A Bus Accident

In 9 days it will be the 2 year anniversary of the day I got into a major car accident with a bus. On February 26, 2013 I was driving back from the GVSU grand rapids campus towards the Allendale campus. I was sitting passenger seat while a friend of mine was driving. There was lot of snow on the roads that day. As we were coming around a curve on Lake Michigan Drive, we lost control and went into oncoming traffic. We crashed into a Grand Rapids bus.

  http://fox17online.com/2013/02/26/bus-crashes-near-grand-valley-state-university/

The above is a link to one of the stories that was written on the local news website. Unfortunately I could not find a picture of the car. Lets just say my friends could not believe I survived when they saw the pictures of the car.

 Imagine going head on into one of these bad boys. The injuries I suffered were a spline and liver laceration, a bruised left lung and a mesenteric-haematoma. My friend walked away with a few scratches.

What I have always wanted to do is calculate the amount of momentum that was applied to the car and onto myself. This can be done using math and physics. We know that we can find the momentum of both the bus and the car I was in. Momentum is defined as:

p = mv

where p: momentum

           m: mass

           v: velocity

We can look up the mass of the grand rapids bus and the car I was in. The car I was in was a Pontiac Sunfire.

Mass of Grand Rapids Bus: 40000 lbs or 18143 kg

Mass of Pontiac Sunfire: 2606 lbs or 1182 kg

I can take a pretty good guess that we were both moving at around 25 mph at the point of the accident. That is about 11 m/s.

Momentum of the Pontiac Sunfire =  mv =  (18143)(11) = 199573 kg*m

Momentum of the Grand Rapids Bus = mv = (1182)(11) = 13002 kg*m

As you can see, the bus won this battle. It had way more momentum than the car and that's why I was injured so badly. The car was knocked back and smashed in badly. This was something I have always wanted to do. I just wanted to see how much more momentum the bus had than the car. I can't believe my injuries weren't worse.  

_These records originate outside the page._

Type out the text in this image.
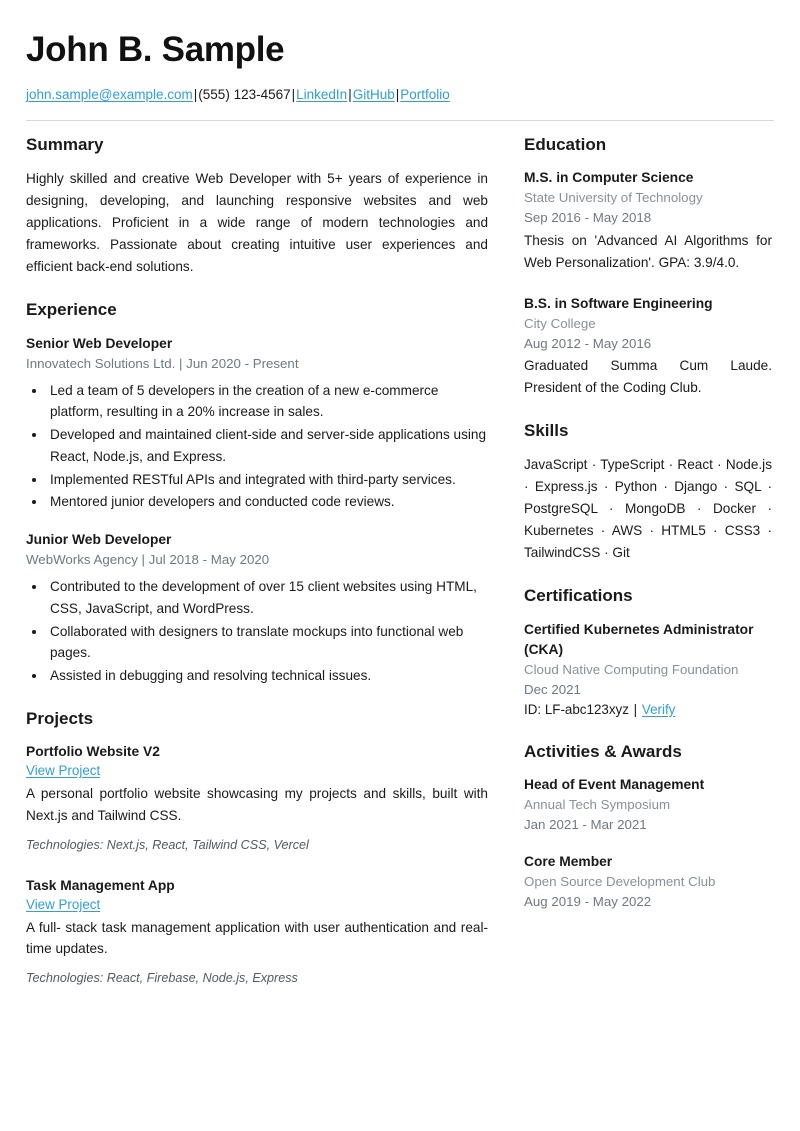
John B. Sample
john.sample@example.com|(555) 123-4567|LinkedIn|GitHub|Portfolio
Summary

Highly skilled and creative Web Developer with 5+ years of experience in designing, developing, and launching responsive websites and web applications. Proficient in a wide range of modern technologies and frameworks. Passionate about creating intuitive user experiences and efficient back-end solutions.

Experience

Senior Web Developer

Innovatech Solutions Ltd. | Jun 2020 - Present

• Led a team of 5 developers in the creation of a new e-commerce platform, resulting in a 20% increase in sales.
• Developed and maintained client-side and server-side applications using React, Node.js, and Express.
• Implemented RESTful APIs and integrated with third-party services.
• Mentored junior developers and conducted code reviews.

Junior Web Developer

WebWorks Agency | Jul 2018 - May 2020

• Contributed to the development of over 15 client websites using HTML, CSS, JavaScript, and WordPress.
• Collaborated with designers to translate mockups into functional web pages.
• Assisted in debugging and resolving technical issues.
Projects

Portfolio Website V2

View Project

A personal portfolio website showcasing my projects and skills, built with Next.js and Tailwind CSS.

Technologies: Next.js, React, Tailwind CSS, Vercel

Task Management App

View Project

A full- stack task management application with user authentication and real-time updates.

Technologies: React, Firebase, Node.js, Express

Education

M.S. in Computer Science

State University of Technology

Sep 2016 - May 2018

Thesis on 'Advanced AI Algorithms for Web Personalization'. GPA: 3.9/4.0.

B.S. in Software Engineering

City College

Aug 2012 - May 2016

Graduated Summa Cum Laude. President of the Coding Club.

Skills

JavaScript · TypeScript · React · Node.js · Express.js · Python · Django · SQL · PostgreSQL · MongoDB · Docker · Kubernetes · AWS · HTML5 · CSS3 · TailwindCSS · Git

Certifications

Certified Kubernetes Administrator (CKA)

Cloud Native Computing Foundation

Dec 2021

ID: LF-abc123xyz | Verify

Activities & Awards

Head of Event Management

Annual Tech Symposium

Jan 2021 - Mar 2021

Core Member

Open Source Development Club

Aug 2019 - May 2022
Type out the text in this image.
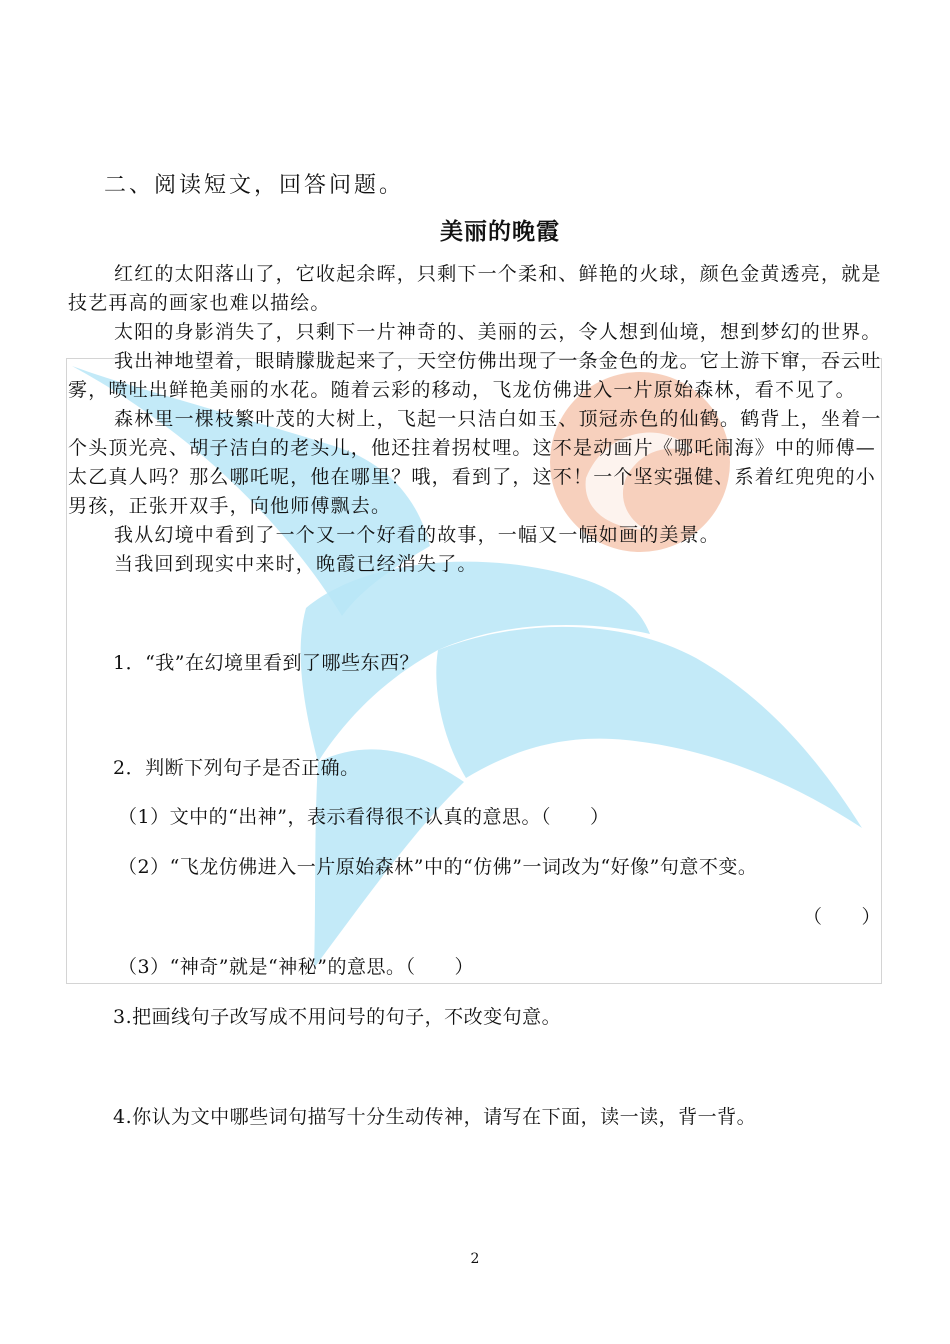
二、阅读短文，回答问题。
美丽的晚霞

红红的太阳落山了，它收起余晖，只剩下一个柔和、鲜艳的火球，颜色金黄透亮，就是技艺再高的画家也难以描绘。

太阳的身影消失了，只剩下一片神奇的、美丽的云，令人想到仙境，想到梦幻的世界。

我出神地望着，眼睛朦胧起来了，天空仿佛出现了一条金色的龙。它上游下窜，吞云吐雾，喷吐出鲜艳美丽的水花。随着云彩的移动，飞龙仿佛进入一片原始森林，看不见了。

森林里一棵枝繁叶茂的大树上，飞起一只洁白如玉、顶冠赤色的仙鹤。鹤背上，坐着一个头顶光亮、胡子洁白的老头儿，他还拄着拐杖哩。这不是动画片《哪吒闹海》中的师傅—太乙真人吗？那么哪吒呢，他在哪里？哦，看到了，这不！一个坚实强健、系着红兜兜的小男孩，正张开双手，向他师傅飘去。

我从幻境中看到了一个又一个好看的故事，一幅又一幅如画的美景。

当我回到现实中来时，晚霞已经消失了。

1．“我”在幻境里看到了哪些东西？
2．判断下列句子是否正确。
（1）文中的“出神”，表示看得很不认真的意思。（　　）
（2）“飞龙仿佛进入一片原始森林”中的“仿佛”一词改为“好像”句意不变。
（　　）
（3）“神奇”就是“神秘”的意思。（　　）
3.把画线句子改写成不用问号的句子，不改变句意。
4.你认为文中哪些词句描写十分生动传神，请写在下面，读一读，背一背。
2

This is a perfect example for using a real life scenario in math. I know this is more of a physics problem, but physics always uses math. I think that I can use this example in other ways that will be more applicable to the math classes that I will be teaching in the future.

Give me the Details

I recently went into a high school classroom to observe an algebra 1 class and a geometry class. While I sat and observed, I thought back to when I was taking these classes in high school. Math was always so easy for me. In algebra 1, I never studied for exams, I was still the first one done on the exam, and I always got the best grade. In geometry I slept through a lot of classes and still got an A-.

As the class progressed I noticed, not surprisingly that some students were struggling with the material. I learned a lot from that day of observing. While the teacher was going over problems, she went over them step by step. There were no short cuts taken. Every step was put on the board and every step was clearly explained. Often times the teacher would ask the students what the next step was. They were not simply given the next step.

High school math teachers take much higher math classes than the ones they teach. By the time they get back to teaching the lower level math classes, most of the material is simple and easy. They know short cuts and tricks that can make the work for the problem shorter. They don't have to write out the work completely to find the correct answer. Students usually need more explaining. They need the teacher to fully explain a problem for them to completely understand it.

I have a few examples below that I can show from the class. I will show I could do it and how I would need to explain it to a student who has never seen the problem before

Algebra 1

Simplify the expression (x^2 * y^4 * z^5) *(y^2 * x^3 *z^1)

Me: Just by looking at it I know that the answer is (x^5 * y^6 * z^6)

All the work I do for the student I can do in my head. 

Student: In this I would have to explain that you can only combine like terms. When you multiply like terms you add powers. So:

x^2 * x^3 = x^5

y^4 * y^2 = y^6

z^5 * z^1 = z^6

There for the final answer is x^5 * y^6 * z^6

Thats how students feel

Geometry

Find the surface area of a cube that has a side length of 5 cm.

Me: I know the answer is 150 cm^2 because I know the properties of a cube. It has 6 sides with area 25 cm^2.

Student: I would have i explain to the student that the the sides of a cube are all the same. So the length, width, and height are all 5 cm. Also the students would need to know that there are 6 sides on a cube. No we add the area of each side of the cube to get the total surface area. We know each side is a rectangle so the area is width time height.

Side 1: 5cm*5cm = 25cm^2
Side 2: 5cm*5cm = 25cm^2

Side 3: 5cm*5cm = 25cm^2

Side 4: 5cm*5cm = 25cm^2

Side 5: 5cm*5cm = 25cm^2

Side 6: 5cm*5cm = 25cm^2

Total surface area = 150 cm^2

If the student can recognize the short cut and just do 25 * 6, then they should do it. If they don't feel comfortable then they should write out all the steps to the problem until they are comfortable with the shortcut.

As teachers we need to be able to effectively and clearly communicate with our students. They need to completely understand what we are teaching them. The best way to do that is by showing them all the details of a problem. Make them work it out step by step so their is no confusion. If there is till confusion then each step needs to be further explained or explained in a different way. If the students know how to do a problem step by step, they can eventually learn shortcuts and what steps they can remove from their process. Soon the concepts will be as easy to them as it is to us the teacher.